To further complicate matters, one has to be extremely cautious about the type of random number generator used. There was the infamous RANDU generator from IBM in the past, but strange problems persist even to this day. For instance, it turns out that the “standard” intrinsic Fortran number generator “random_number” is actually left unspecified to the compiler providers, with wildly varying results even with identical source code! To ensure full reproducibility, it’s also crucial to specify the precise pseudo-random number generator algorithm used.

Best wishes,

Bob

October 27, 2013 at 8:48 am

Arjun KrishnanGood post! Your statement reminded me of this quote:

“The generation of random numbers is too important to be left to chance.”

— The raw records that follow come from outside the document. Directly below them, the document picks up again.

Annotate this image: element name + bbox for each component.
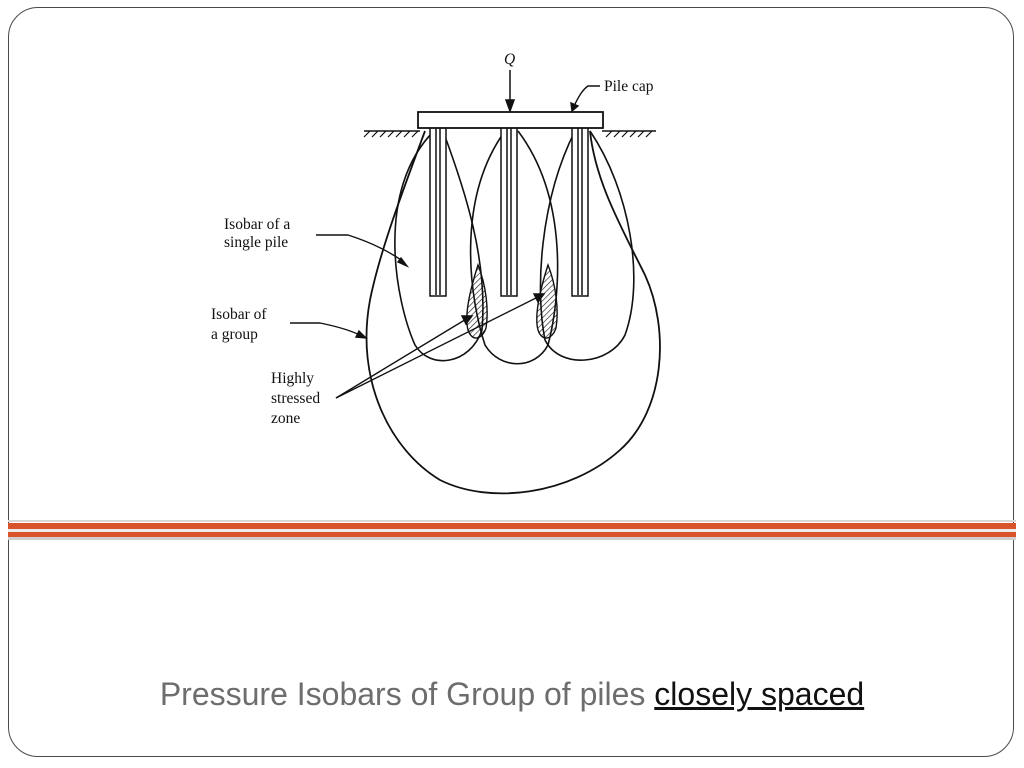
pile-cap — [417, 111, 604, 129]
pile-cap-label: Pile cap — [604, 78, 654, 95]
pile — [429, 126, 447, 297]
isobar-single-label-line2: single pile — [224, 234, 288, 251]
pile — [500, 126, 518, 297]
caption-emphasis: closely spaced — [654, 676, 865, 712]
stress-zone — [466, 262, 488, 339]
group-isobar — [365, 130, 661, 495]
accent-stripe — [8, 532, 1016, 537]
stress-zone-label-line3: zone — [271, 410, 300, 427]
pile-cap-leader — [570, 85, 600, 113]
single-pile-isobar — [394, 130, 484, 362]
isobar-single-leader — [316, 234, 410, 268]
slide-caption: Pressure Isobars of Group of piles close… — [0, 676, 1024, 713]
isobar-group-label-line2: a group — [211, 326, 258, 343]
accent-stripe — [8, 523, 1016, 529]
single-pile-isobar — [469, 130, 559, 365]
stress-zone-leader — [335, 293, 546, 399]
stress-zone-label-line2: stressed — [271, 390, 320, 407]
isobar-single-label-line1: Isobar of a — [224, 216, 290, 233]
pile — [571, 126, 589, 297]
divider-line — [8, 520, 1016, 522]
load-label: Q — [504, 51, 515, 68]
divider-line — [8, 537, 1016, 540]
isobar-group-label-line1: Isobar of — [211, 306, 267, 323]
ground-surface — [363, 130, 656, 138]
divider-line — [8, 529, 1016, 532]
single-pile-isobar — [539, 130, 635, 361]
stress-zone-label-line1: Highly — [271, 370, 314, 387]
load-arrow — [504, 70, 516, 114]
isobar-group-leader — [290, 322, 368, 339]
caption-text: Pressure Isobars of Group of piles — [159, 676, 646, 712]
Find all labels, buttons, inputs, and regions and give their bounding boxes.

—- Robert R. Coveyou, Oak Ridge National Laboratory

October 28, 2013 at 8:48 pm

Kasper HansenThe post only semi-solves the problem.

A good pseudo random number generator produces a sequence of numbers that are indistinguishable from iid. uniform [0,1]. But there is absolutely no guarantee that two sequences, starting from different seeds, are independent, at least for the generators I know of (not that I have an encyclopedic knowledge about this). This is a common mistake, especially in parallel programming where one has to maintain a single random number stream across multiple processes.

In this case, the correct way to do this would be to generate a single big file which is subsequently split into 40 different files, for example using the unix command split (assuming wgsim tries to produce iid samples)

Of course, for the problem you are trying to address, your solution may be good enough for practical purposes.

October 30, 2013 at 5:34 pm

Nicolas Bray“But there is absolutely no guarantee that two sequences, starting from different seeds, are independent, … In this case, the correct way to do this would be to generate a single big file which is subsequently split into 40 different files”

A possibly stupid question: Is there any a priori reason to think that these 40 different chunks coming from one seed will be any more independent than the results coming from 40 different seeds?

November 3, 2013 at 9:09 pm

ross lazarusI’ll bite! Possibly not, if the 40 different seeds are themselves chosen ‘randomly’ and the PRNG has some horrible dependence between numbers spaced by exactly 1 million in every sequence….

Sorry, no proof – just a thought experiment. Assume the PRNG is imperfect (all deterministic ones are!) and there are chunky ‘hyperplanes’ in the pseudorandom generated space. If it so happens that there is some complex but important non-independence between the every millionth number, then using 40 streams that are exactly one million numbers away from each other is probably a really bad idea. Sure, this is unlikely but that’s why I would guess that you would be a shade more likely to have independent sequences if each sequence starts using truly random seeds (lavarand eg) so the 40 sequences at least start independently.